Présentation de Pierre Gouin


Fort d’une expérience de plus de quinze ans en gestion de la dette au ministère des Finances, l’auteur a été embauché comme « Gestionnaire de portefeuille » à la Caisse de dépôt et placement du Québec à la fin de 2004, peu de temps après le changement de la loi sur la gouvernance de la Caisse.


Comme spécialiste, il a siégé au Comité de répartition de l’actif présidé par le chef de la Direction des placements, où se rencontrent mensuellement les vice-présidents impliqués dans la gestion des placements.


L’auteur a constaté des manquements aux bonnes pratiques de gestion dans son secteur d’activités, et, en l’absence de réponses satisfaisantes de ses supérieurs, il a fait part de ses critiques à un professionnel de la vérification interne de la Caisse en 2007.


Selon un témoin, le vice-président à la Vérification interne a très mal pris cette démarche. Non seulement n’a-t-il pas demandé à rencontrer l’auteur, il a plutôt divulgué à ses supérieurs ses propos pourtant censés être tenus confidentiels.


L’auteur a perdu son emploi à la Caisse dans le cadre de la vague de mises à pied du printemps 2009. 


Au cours de ses derniers mois à la Caisse l’auteur a également été témoin d’une importante opération de manipulation de l’opinion publique.


Après dix ans de silence, l’auteur veut témoigner du comportement inacceptable et suspect des dirigeants de la Caisse en 2008-2009, au moment où la Caisse perdait des milliards de dollars de plus que les fonds comparables. 


Témoignage de Pierre Gouin


Je tiens aujourd’hui à corriger la perception que les pertes exceptionnelles de la Caisse de dépôt et placement en 2008 ont résulté de circonstances exceptionnelles et que les dirigeants de la Caisse n’en ont été aucunement responsables. Une grande part de ces pertes sont survenues parce que des investissements ont été faits en contravention des règles de gestion existantes, et que les entités administratives responsables de s’assurer de la conformité aux règles de gestion et du contrôle des risques ont manqué à leurs obligations.

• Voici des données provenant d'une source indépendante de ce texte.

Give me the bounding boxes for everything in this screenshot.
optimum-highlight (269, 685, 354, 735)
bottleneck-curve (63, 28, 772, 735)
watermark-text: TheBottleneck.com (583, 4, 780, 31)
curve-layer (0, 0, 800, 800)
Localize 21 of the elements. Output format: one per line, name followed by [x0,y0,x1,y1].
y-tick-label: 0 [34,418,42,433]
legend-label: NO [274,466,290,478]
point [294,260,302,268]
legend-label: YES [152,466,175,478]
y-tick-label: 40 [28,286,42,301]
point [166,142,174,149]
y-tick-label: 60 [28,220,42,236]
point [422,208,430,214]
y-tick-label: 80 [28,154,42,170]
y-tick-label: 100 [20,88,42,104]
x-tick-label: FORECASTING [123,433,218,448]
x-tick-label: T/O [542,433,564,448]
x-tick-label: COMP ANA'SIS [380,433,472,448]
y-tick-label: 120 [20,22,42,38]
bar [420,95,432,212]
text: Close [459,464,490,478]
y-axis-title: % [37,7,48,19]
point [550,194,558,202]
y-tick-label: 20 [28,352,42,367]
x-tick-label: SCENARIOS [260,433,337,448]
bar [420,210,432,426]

Je n’ai pas été impliqué dans les transactions de papiers commerciaux toxiques qui ont couté très cher à la Caisse, mais mon expérience personnelle avec le groupe de vérification interne illustre à la perfection la façon dont le fiasco a pu se produire sans que ce groupe n’intervienne. 


Je faisais partie d’une équipe qui gérait des portefeuilles d’environ dix milliards de dollars en produits dérivés. Nos positions étaient très liquides, et c’est pourquoi nous n’avons pas subi de pertes très importantes en 2008. 


Dès sa mise en place en 2005, je ne pouvais pas comprendre que notre processus ne respecte pas les principes qui s’appliquent normalement à ce type de gestion. Les meilleures pratiques étaient bien connues, et, lors de nos présentations aux vice-présidents de la Caisse et aux déposants, dans le cadre de l’approbation de notre modèle d’investissement, nous prétendions pourtant utiliser correctement les méthodes reconnues dans le domaine.


J’alerte la Vérification interne de la Caisse


Après des mois de discussions avec mon patron immédiat et deux rencontres, sans sa permission et sans résultat, avec le responsable de la Direction des placements, j’ai décidé de faire part de mes objections à la Vérification interne.


Le professionnel que j’ai rencontré a semblé bien comprendre que nous ne respections pas notre politique d’investissement, et que nos façons de faire comportaient des risques injustifiés. Il m’a fait part de son intention d’en parler à son patron, et je m’attendais à être convoqué dans les jours suivants à son bureau.


J’ai plutôt reçu un appel du service des ressources humaines m’informant que le VP à la vérification interne était furieux, qu’il voulait rencontrer Richard Guay, alors président du comité de répartition de l’actif, et qu’eux ne pouvaient que tenter de protéger mon identité. J’ai compris que ma carrière à la Caisse, et en finance, allait bientôt se terminer.


Il s’est écoulé plus d’un an avant que la Caisse procède à la vague de mises à pied qui m’a emporté. J’ai ainsi pu assister à la fin de 2008 à une opération de désinformation de la part de la Caisse dont je n’ai jamais compris les motifs.


La Caisse se lance dans une opération de manipulation de l’opinion


Rappelons tout d’abord que Richard Guay avait été nommé président et chef de la direction le 5 septembre 2008 et assumait la direction intérimaire de l’institution depuis le 30 mai 2008. Il était à l’emploi de la Caisse depuis 1995, notamment comme chef de la direction du placement (2006-2008) et premier vice-président, Gestion du risque et gestion des comptes des déposants (2002-2006). 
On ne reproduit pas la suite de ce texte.